Now that I feel a ton better for berating the local workforce, I'll say that C and S were quite the couple, even with their questionable breakfast joint recommendation. These two rascals are related to me through some sort of long marriage chain, involving somewhere between 2 and 10 marriages. The details are sketchy. Meeting relatively distant family members is something that I'm really enjoying about this journey, and it has been unexpected. Many of my Facebook friends are family, to one extent or another, that I may have spent little to no time with. Now, I've got this great opportunity to finally get to know them. . . the basics, at least. But it's a start, and if nothing else, I'm glad that I can more easily put faces to the names that I hear. And who wouldn't want to picture those faces?
I met with S and A, fans of human rights and constant reminders that I can be better and do more, this afternoon.
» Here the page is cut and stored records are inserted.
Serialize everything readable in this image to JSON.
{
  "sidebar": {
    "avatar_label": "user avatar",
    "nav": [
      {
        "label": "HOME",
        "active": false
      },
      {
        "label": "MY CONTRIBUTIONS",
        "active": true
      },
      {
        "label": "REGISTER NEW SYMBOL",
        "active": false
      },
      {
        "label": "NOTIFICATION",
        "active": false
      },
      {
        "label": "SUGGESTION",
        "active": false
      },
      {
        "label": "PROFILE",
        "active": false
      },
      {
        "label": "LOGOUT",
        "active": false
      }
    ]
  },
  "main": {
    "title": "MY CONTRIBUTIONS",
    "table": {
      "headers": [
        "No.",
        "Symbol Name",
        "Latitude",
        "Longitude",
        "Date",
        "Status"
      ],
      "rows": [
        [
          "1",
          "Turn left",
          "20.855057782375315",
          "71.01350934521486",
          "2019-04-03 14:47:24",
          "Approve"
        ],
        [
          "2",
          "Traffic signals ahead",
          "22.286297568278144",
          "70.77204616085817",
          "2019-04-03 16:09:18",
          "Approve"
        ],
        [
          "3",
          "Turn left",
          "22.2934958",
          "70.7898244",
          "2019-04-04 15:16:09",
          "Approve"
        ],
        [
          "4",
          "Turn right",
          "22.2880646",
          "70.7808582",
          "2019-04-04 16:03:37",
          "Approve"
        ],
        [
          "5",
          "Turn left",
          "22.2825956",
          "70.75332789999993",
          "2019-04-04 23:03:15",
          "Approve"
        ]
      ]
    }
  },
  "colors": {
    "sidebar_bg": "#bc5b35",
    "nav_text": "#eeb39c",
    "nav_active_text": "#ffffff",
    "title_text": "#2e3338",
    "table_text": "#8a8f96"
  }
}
Since Idaho sometimes forgets to treat all of her citizens with dignity, I asked them for an update on Idaho politics. Here's what I found out.
According to Idaho law, it’s currently legal to fire someone or deny them housing simply because they are gay or trans-gender. Consequently, Pocatello, a city of around 54,000 in southeast Idaho, took matters into its own hands and passed an ordinance which “prohibits discrimination against a person in the areas of housing, employment and public accommodations, based upon that person’s sexual orientation and gender identity/expression.” Now, a newly-formed committee is working to pass Prop 1, a ballot measure designed to repeal Pocatello’s Non-Discrimination Ordinance.
I think it's wrong that a person can be fired because she is gay. I think it's wrong that Idaho, a state that has so much potential, allows it. I think it's wrong that a committee was formed to repeal a non-discrimination ordinance. And I think it's wrong that I wouldn't have thought these things were wrong twenty years ago. That's why I am joining S and A in supporting Fair Pocatello, the campaign dedicated to defeating Prop 1. If you'd care to join me, please donate here.
But if you want to hang with S at her home, you've got to be able to take the good with the bad. If you can't handle the possibility that S will walk right through that closed bathroom door and see your naked butt, you aren't ready for S's home. If you'd freak out if woken up at 2am by S turning on the television and cranking up the volume, you don't belong.
It's a blessing and a curse, that magical southeastern Idaho hobby farm. It's a place where time stands still, livestock is treated as beloved household pets, and the day's biggest concern is contemplating whether you should feel guilty for spending the entire day doing whatever it is you want to be doing while never even considering anything else. I've heard that it wasn't always that way, that there was a time when the magic was different, that its effects caused real-life problems. But I can't concern myself with that. All I see, because all I've experienced, is the wonder and joy of that place, and of that woman, my mother-in-law, S.